#1
C4C

I write this song, for all the soliders
who put their lives in the line of fire
it's not fair that they risk it all everyday
and back home are a bunch of liars

I write this song for the moms and the teachers
the unsung heroes
for all the times that we lied to you
and thought that we got away with it
but you always did know.

You were right
I was wrong
All Along All Along
You were right
and i was wrong
Now all i have to give
is a song

I write this song for all the artists
who struggle every day
trust me friends i'm right there with ya
i walk your walk, and feel your pain

you were right
i was wrong
all along all along
you were right
i was wrong
oh so wrong
now all i have to give
is a song

a song is all i ever wanted
a song is all it is
a song is what you make it to be
a song is what i can give

you were right and i was wrong
all along all along
you were and i was wrong
oh so wrong
now i have nothing to give
but this song


whatcha think?
#2
I write this song, for all the soliders
who put their lives in the line of fire
it's not fair that they risk it all everyday
and back home are a bunch of liars
It's alright for an opener. Concepts good, just doesn't quite flow so well.

I write this song for the moms and the teachers
the unsung heroes
for all the times that we lied to you
and thought that we got away with it
but you always did know
.

This one just doens't make sense at all really. Again the concept is there, but there's no set pattern whatsoever. It just seems like a letter here, not a poem or song.

You were right
I was wrong
All Along All Along
You were right
and i was wrong
Now all i have to give
is a song
It's alright, just can't get around who was right, and why you were wrong. I know it's your chorus and all, but it doesn't tie into the rest of the song.

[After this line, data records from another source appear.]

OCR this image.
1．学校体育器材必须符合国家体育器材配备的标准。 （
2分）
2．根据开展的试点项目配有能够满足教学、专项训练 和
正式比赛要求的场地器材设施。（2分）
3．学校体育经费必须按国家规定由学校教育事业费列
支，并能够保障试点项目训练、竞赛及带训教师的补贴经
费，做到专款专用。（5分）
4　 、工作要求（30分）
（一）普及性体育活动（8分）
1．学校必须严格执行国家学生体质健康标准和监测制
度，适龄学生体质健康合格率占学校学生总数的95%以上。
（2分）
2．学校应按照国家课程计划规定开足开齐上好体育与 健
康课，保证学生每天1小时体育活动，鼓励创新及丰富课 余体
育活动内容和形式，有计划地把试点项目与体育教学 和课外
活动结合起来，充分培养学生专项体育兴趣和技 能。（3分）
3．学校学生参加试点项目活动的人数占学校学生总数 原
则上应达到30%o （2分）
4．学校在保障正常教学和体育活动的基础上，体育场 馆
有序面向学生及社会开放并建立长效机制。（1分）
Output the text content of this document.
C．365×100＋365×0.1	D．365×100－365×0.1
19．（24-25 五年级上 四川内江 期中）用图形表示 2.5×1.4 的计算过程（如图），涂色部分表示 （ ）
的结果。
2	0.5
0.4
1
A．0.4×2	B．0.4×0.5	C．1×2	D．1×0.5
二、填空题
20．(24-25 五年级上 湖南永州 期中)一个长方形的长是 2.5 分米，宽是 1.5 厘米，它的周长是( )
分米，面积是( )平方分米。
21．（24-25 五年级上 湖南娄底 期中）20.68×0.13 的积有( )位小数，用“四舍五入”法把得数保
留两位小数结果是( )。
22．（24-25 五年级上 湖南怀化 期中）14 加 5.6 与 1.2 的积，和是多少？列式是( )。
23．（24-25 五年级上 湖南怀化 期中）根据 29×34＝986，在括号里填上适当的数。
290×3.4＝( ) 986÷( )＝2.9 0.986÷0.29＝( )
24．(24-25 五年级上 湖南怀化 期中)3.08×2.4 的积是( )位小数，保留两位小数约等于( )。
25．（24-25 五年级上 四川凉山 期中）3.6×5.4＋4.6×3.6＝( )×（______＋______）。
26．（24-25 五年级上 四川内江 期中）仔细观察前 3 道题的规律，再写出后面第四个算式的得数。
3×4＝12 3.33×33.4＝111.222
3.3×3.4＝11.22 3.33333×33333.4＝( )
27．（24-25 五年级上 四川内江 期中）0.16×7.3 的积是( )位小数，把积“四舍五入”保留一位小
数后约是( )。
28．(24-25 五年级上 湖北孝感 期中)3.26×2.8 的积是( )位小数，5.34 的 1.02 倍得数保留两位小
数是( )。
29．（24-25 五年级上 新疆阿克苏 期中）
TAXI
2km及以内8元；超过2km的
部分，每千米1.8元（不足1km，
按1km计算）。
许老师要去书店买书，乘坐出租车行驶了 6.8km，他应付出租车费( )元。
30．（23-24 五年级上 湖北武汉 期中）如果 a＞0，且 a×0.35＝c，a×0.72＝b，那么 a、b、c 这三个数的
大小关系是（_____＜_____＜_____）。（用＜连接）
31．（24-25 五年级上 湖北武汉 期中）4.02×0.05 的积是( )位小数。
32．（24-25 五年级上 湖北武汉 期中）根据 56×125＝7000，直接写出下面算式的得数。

I write this song for all the artists
who struggle every day
trust me friends i'm right there with ya
i walk your walk, and feel your pain


Nothing flashy, but it works.

a song is all i ever wanted
a song is all it is
a song is what you make it to be
a song is what i can give


Now this is good, it works nicely as a bridge to what I think you need to work on for a better chorus. This is simple and the repeating of "a song is...", I think really helps the song out. A bridge can be as memorable as a chorus when done right.

Needs a bit of work, but even some small tweaks could improve it greatly. Good work and keep on writing.